Mas será que é assim que funciona mesmo na ‘vida real’? Temos apenas uma identidade, nos relacionamos da exata mesma forma com todas as pessoas que conhecemos e somos completamente honestos em relação à todas as coisas da nossa vida? Me parece idealizado demais. E se isso já não funciona na vida real, acredito que transpor isso para o digital não é exatamente uma tarefa muito fácil.

Nos divertimos com outras identidades, mesmo que seja por um curto período de tempo, com avatares de SecondLife ou de qualquer joguinho bacanudo de MMORPGs que tem aos quinquilhones por aí. Do mesmo modo que pessoas que jogam RPG na vida real não são psicopatas, mas sim estão em busca de fantasia e catarse. O mesmo vale pra apreciadores de outros tipos de obras artísticas como filmes de terror, pornografia ou que explicitem tabus como em alguns filmes B.  

Uma identidade nunca é fixa, mas isso também não quer dizer que a pessoa seja necessariamente falsa, duas-caras ou que tenha algum distúrbio de múltipla personalidade. Ou será mesmo que o mundo sempre foi meio esquizo e nunca percebemos isso até aparecer a Internet? Bom, falsidade ideológica, que eu saiba, ainda é considerado crime no mundo não-digital. Mas é preciso saber separar o joio do trigo e não cometer exageros, nem despropósitos.

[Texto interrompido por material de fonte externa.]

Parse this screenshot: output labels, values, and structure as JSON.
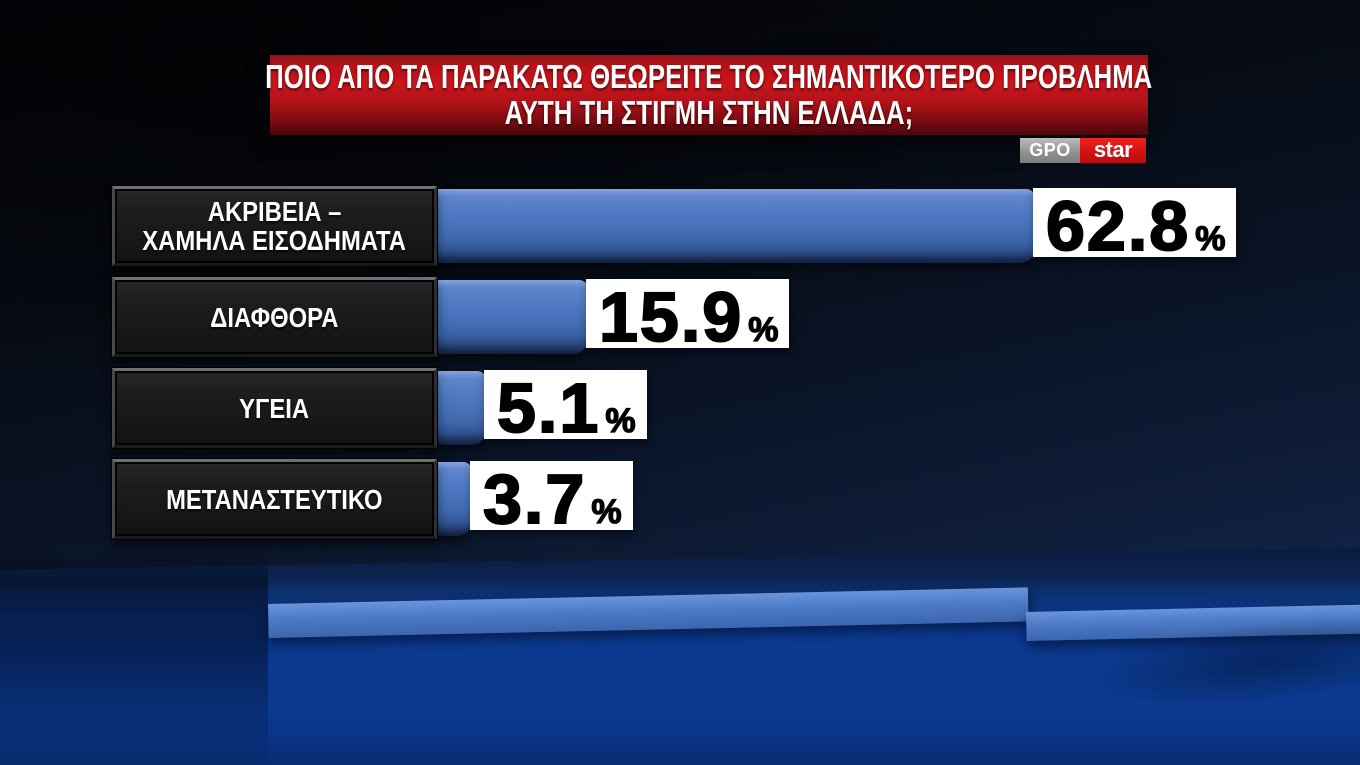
{
  "header": {
    "line1": "ΠΟΙΟ ΑΠΟ ΤΑ ΠΑΡΑΚΑΤΩ ΘΕΩΡΕΙΤΕ ΤΟ ΣΗΜΑΝΤΙΚΟΤΕΡΟ ΠΡΟΒΛΗΜΑ",
    "line2": "ΑΥΤΗ ΤΗ ΣΤΙΓΜΗ ΣΤΗΝ ΕΛΛΑΔΑ;"
  },
  "logo": {
    "gpo": "GPO",
    "star": "star"
  },
  "rows": [
    {
      "label_lines": [
        "ΑΚΡΙΒΕΙΑ –",
        "ΧΑΜΗΛΑ ΕΙΣΟΔΗΜΑΤΑ"
      ],
      "value": "62.8",
      "unit": "%"
    },
    {
      "label_lines": [
        "ΔΙΑΦΘΟΡΑ"
      ],
      "value": "15.9",
      "unit": "%"
    },
    {
      "label_lines": [
        "ΥΓΕΙΑ"
      ],
      "value": "5.1",
      "unit": "%"
    },
    {
      "label_lines": [
        "ΜΕΤΑΝΑΣΤΕΥΤΙΚΟ"
      ],
      "value": "3.7",
      "unit": "%"
    }
  ],
  "chart_data": {
    "type": "bar",
    "orientation": "horizontal",
    "title": "ΠΟΙΟ ΑΠΟ ΤΑ ΠΑΡΑΚΑΤΩ ΘΕΩΡΕΙΤΕ ΤΟ ΣΗΜΑΝΤΙΚΟΤΕΡΟ ΠΡΟΒΛΗΜΑ ΑΥΤΗ ΤΗ ΣΤΙΓΜΗ ΣΤΗΝ ΕΛΛΑΔΑ;",
    "categories": [
      "ΑΚΡΙΒΕΙΑ – ΧΑΜΗΛΑ ΕΙΣΟΔΗΜΑΤΑ",
      "ΔΙΑΦΘΟΡΑ",
      "ΥΓΕΙΑ",
      "ΜΕΤΑΝΑΣΤΕΥΤΙΚΟ"
    ],
    "values": [
      62.8,
      15.9,
      5.1,
      3.7
    ],
    "unit": "%",
    "xlim": [
      0,
      66
    ],
    "grid": false,
    "legend": false,
    "source": "GPO star",
    "colors": {
      "bar": "#4a74bd",
      "bar_top": "#87a3dc",
      "bar_bottom": "#111f3c",
      "label_box_bg": "#1b1b1b",
      "value_box_bg": "#ffffff",
      "value_text": "#000000",
      "banner_red": "#c8161c",
      "background_navy": "#0a1426",
      "floor_blue": "#0b3a90",
      "band_light_blue": "#4e7cc8"
    }
  }
}
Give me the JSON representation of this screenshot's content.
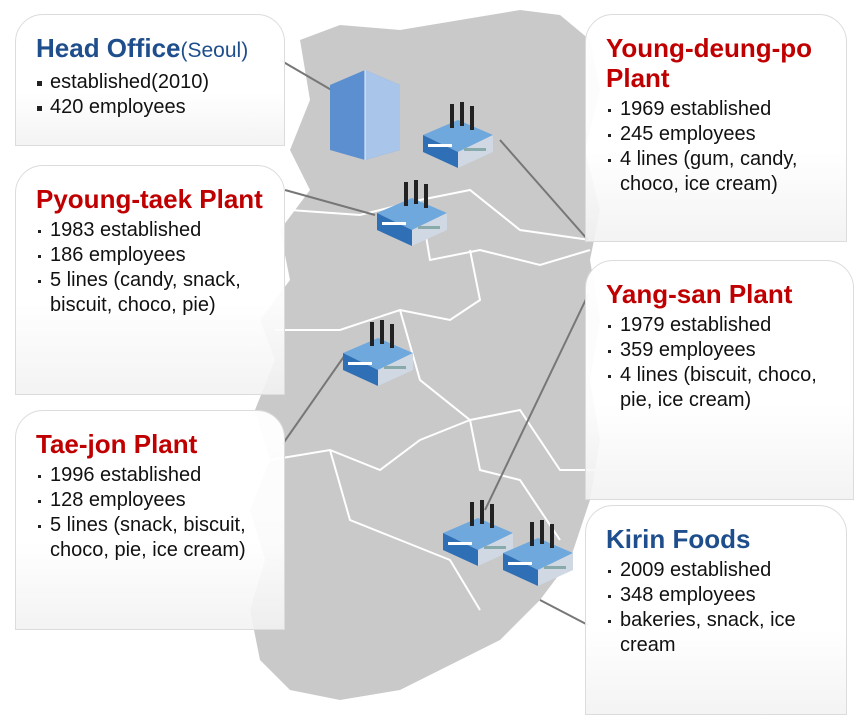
{
  "head_office": {
    "title": "Head Office",
    "subtitle": "(Seoul)",
    "items": [
      "established(2010)",
      "420 employees"
    ]
  },
  "plants": [
    {
      "title": "Pyoung-taek Plant",
      "items": [
        "1983 established",
        "186 employees",
        "5 lines (candy, snack, biscuit, choco, pie)"
      ]
    },
    {
      "title": "Tae-jon Plant",
      "items": [
        "1996 established",
        "128 employees",
        "5 lines (snack, biscuit, choco, pie, ice cream)"
      ]
    },
    {
      "title": "Young-deung-po Plant",
      "items": [
        "1969 established",
        "245 employees",
        "4 lines (gum, candy, choco, ice cream)"
      ]
    },
    {
      "title": "Yang-san Plant",
      "items": [
        "1979 established",
        "359 employees",
        "4 lines (biscuit, choco, pie, ice cream)"
      ]
    },
    {
      "title": "Kirin Foods",
      "items": [
        "2009 established",
        "348 employees",
        "bakeries, snack, ice cream"
      ]
    }
  ]
}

Na verdade, tanto ter múltiplas personalidades quanto não ter personalidade nenhuma (ser anônimo) tem seu propósito. Algumas pessoas preferem o anonimato para melhor atingir um objetivo comum (Wikileaks nos diz algo?) ou ainda para deixar o ego de lado e veícular apenas o que é considerado mais importante pra elas: suas ideias.

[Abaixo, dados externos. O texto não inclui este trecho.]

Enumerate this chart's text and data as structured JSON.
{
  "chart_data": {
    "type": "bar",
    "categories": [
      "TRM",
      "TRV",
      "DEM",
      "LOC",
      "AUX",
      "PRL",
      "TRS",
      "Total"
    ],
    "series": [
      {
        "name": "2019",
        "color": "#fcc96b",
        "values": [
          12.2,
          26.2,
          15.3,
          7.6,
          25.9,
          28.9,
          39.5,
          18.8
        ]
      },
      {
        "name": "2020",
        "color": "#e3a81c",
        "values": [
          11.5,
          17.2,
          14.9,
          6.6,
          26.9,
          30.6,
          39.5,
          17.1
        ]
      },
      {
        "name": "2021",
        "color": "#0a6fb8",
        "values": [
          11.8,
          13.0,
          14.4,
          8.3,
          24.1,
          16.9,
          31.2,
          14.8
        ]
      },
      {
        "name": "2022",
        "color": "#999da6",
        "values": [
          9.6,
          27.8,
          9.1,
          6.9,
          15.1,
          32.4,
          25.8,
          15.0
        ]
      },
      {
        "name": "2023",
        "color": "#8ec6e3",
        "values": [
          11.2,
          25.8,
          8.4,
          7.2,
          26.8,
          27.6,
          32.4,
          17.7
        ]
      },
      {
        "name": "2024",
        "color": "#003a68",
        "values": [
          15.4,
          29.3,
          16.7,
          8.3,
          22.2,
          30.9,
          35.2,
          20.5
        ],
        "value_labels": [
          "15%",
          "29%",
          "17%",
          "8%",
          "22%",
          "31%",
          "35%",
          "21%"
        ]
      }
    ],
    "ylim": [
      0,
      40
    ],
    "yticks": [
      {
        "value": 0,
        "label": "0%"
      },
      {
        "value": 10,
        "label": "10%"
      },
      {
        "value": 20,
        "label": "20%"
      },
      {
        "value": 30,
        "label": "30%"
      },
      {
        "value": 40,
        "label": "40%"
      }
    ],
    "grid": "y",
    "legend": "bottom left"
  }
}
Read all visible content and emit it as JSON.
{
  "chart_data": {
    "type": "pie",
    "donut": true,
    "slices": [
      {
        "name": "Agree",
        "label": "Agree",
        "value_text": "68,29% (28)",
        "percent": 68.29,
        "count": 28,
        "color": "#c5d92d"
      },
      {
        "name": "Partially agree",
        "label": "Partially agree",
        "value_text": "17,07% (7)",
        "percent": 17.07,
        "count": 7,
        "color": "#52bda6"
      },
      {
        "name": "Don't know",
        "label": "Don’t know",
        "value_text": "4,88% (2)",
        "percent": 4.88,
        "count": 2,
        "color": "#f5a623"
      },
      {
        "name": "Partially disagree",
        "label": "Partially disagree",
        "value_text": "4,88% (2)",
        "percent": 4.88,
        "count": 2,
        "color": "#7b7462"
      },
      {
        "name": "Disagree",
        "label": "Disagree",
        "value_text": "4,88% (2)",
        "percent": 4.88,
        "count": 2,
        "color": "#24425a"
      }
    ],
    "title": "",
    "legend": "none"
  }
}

Que aprendemos que podem ser à prova de balas, inclusive.

Existe uma miríade de razões para se manter (e sustentar) um anonimato, mas o motivo mais ingênuo de se acreditar é o de covardia. “Anônimos não dão a cara pra bater”, sim, porque talvez não seja esse o propósito deles. O anonimato hoje é, mais do que jamais foi, um posicionamento político mesmo, acima de qualquer coisa. Se é anônimo necessariamente para veicular uma mensagem que é proibida por algum tipo de poder vigente e isso me parece muito maior e às vezes até mais importante do que apenas uma questão de segurança, covardia ou timidez.

Anonimato pelo anonimato tem aos montes também, fakes estão aí por todas as partes. Mas mesmo quem é anoniminho faz certa questão de compartilhar informações ou opiniões, quer, necessariamente, atingir algum público. Ou seja, discrição: você está fazendo isso errado. Se a interatividade fosse realmente desnecessária, se obter feedback fosse indiferente (“não me importo com o que pensam”), não haveria necessidade algum de exposição, em primeiro lugar. Não vejo o sentido..

O pseudo-anonimato geralmente não funciona por muito tempo: quando muitos já sabem de quem se trata, a liberdade para se dizer o que quiser, como e quando quiser torna-se cerceada. As opções então não parecem muitas: desistir da ideia de anonimato ou assumir responsabilidade pelo que compartilha e emite em rede. Tudo tem um preço: ou se é anônimo ou não.  Arranjar um meio termo referente a esta questão é o que me parece um tanto quanto esquizo: quero poder falar, mas na verdade não quero. Ou não posso. Ou ainda: não sei como.

  1. Lucas Sucas

    Uma coisa que ficou faltando foi falar de indentidades coletivas, bastante usadas por grupos subversivos como forma de tirar o foco do interlocutor e focar mais na mensagem. Um exemplo que um gosto bastante é o de Luther Blisset, que é narrado no livro Guerrilha Psiquica.

    Mas é interessante perceber como o conceito de identidade sofreu uma mutação muito grande. Antes era uma questão praticamente filosófica, se formos pensar do surgimento na Grécia e talz (eu acho). A questão de identidade era uma questão mais ética ou estética, de se saber quem se é e assim traçar os objetivos de sua vida.

    Hoje parece ser mais uma questão plástica. Não se precisa ser nada nem ninguém. Apenas parecer. Troca-se de identidade, de valores, de pensamentos como se troca de roupa ou de nickname.

    Fico me perguntando se não é isso que nos torna cada vez mais individualistas e com menos consciência de coletivo: a falta de identidade.